A cognitive test measures a person’s cognitive abilities— problem solving, reasoning, vocabulary, comprehension, and memory. They are more commonly known as intelligence or IQ tests, and are used in the field of education to identify a person’s strengths and potential.

For instance, a child may be given a cognitive test to measure their ability in different subjects; allowing educators to help the child work on the subjects they’re having trouble with.

Educational/achievement testing

Educational testing is conducted to test how much an individual has progressed in learning a specific subject—like mathematics, reading comprehension—to identify any difficulties they may have had in it.

Achievement tests are the examinations that students take in schools and colleges.

Forensic psychological testing

Forensic testing is used in the legal field, to determine whether a suspect is capable of committing the crime they have been accused of. It comprises cognitive, personality, and neuropsychological tests.

Neuropsychological testing

Neuropsychological tests analyze how an individual’s brain works, in order to identify any problems in its functioning.

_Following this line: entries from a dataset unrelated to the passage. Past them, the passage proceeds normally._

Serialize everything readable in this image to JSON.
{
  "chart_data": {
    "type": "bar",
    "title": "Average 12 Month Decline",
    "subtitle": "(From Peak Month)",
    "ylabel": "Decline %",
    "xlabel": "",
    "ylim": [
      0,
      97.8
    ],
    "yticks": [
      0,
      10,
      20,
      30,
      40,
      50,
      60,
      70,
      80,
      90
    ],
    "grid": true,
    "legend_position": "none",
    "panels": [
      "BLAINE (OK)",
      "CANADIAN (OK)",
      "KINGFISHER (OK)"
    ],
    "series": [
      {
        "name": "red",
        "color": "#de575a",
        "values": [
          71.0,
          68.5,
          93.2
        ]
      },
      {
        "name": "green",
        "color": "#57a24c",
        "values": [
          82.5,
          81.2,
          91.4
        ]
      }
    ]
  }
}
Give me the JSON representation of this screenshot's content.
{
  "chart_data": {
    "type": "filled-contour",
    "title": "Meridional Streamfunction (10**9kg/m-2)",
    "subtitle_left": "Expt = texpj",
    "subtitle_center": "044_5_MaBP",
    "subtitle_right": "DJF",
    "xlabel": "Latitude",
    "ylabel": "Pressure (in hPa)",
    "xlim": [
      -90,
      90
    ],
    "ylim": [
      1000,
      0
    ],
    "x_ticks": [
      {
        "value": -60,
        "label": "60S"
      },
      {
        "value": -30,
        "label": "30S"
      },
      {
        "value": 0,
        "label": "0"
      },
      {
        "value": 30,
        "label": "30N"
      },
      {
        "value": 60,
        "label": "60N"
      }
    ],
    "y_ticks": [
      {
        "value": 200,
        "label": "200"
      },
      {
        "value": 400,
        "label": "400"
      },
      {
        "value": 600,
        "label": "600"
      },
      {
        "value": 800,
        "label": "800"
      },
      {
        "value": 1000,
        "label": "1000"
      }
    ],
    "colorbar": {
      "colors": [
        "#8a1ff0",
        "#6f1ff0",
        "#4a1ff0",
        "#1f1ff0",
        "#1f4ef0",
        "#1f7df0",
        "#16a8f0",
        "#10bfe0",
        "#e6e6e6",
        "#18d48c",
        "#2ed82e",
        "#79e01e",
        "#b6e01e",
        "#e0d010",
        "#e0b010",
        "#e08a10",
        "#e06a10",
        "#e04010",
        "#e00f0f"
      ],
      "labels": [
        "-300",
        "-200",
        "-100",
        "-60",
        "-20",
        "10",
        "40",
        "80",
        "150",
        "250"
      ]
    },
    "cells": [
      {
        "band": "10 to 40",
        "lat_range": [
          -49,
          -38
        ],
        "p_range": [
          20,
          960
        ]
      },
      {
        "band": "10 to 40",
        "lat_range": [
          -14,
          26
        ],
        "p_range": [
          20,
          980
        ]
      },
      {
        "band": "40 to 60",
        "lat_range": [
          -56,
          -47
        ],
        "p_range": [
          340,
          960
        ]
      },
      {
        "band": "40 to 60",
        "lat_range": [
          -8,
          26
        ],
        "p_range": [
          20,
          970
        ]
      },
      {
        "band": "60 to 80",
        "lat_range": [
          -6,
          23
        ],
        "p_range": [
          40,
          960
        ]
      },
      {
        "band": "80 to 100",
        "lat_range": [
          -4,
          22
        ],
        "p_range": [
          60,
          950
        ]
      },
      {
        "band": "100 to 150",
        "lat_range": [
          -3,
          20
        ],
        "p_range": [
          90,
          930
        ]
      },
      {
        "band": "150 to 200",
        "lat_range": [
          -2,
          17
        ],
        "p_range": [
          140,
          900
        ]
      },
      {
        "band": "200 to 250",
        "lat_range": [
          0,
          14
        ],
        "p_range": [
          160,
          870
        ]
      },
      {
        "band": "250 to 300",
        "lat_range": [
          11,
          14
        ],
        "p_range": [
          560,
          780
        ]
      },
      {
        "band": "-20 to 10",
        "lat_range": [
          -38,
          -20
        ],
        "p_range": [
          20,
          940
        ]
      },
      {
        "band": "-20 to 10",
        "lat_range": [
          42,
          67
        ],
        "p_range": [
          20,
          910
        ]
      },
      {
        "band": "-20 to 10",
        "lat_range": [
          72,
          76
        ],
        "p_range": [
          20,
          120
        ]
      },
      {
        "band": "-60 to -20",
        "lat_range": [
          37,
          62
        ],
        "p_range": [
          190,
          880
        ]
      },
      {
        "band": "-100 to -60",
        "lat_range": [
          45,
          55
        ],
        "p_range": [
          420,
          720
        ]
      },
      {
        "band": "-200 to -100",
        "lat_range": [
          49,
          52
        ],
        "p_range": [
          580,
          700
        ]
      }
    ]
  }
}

For instance, a person with a head injury may have to undergo neuropsychological tests to check their brain’s ability to retain information.

Personality assessment

A personality test focuses on the personality traits of an individual. It helps evaluate if a person is more introverted or extroverted, cautious or spontaneous, and how they may react or respond to various life situations.

Interpretation of psychological tests

Psychological tests are not meant to be interpreted without the context of the person being tested—their environment, socioeconomic status or physical health. While the tests do use scientifically verified scales, using its results as a stand-alone criteria can lead to misinterpretation.

For example, in the case of a blood work report—it is necessary for a doctor to read the numbers in relation to your symptoms and general physical health to arrive at an accurate diagnosis.

Similarly, it’s important to note that even though many of the psychological tests mentioned above are easily available on the internet, taking them without consulting a mental health professional may not lead to getting an actual analysis of your personality, aptitude or behavior. This in turn, could mean not getting the help you need.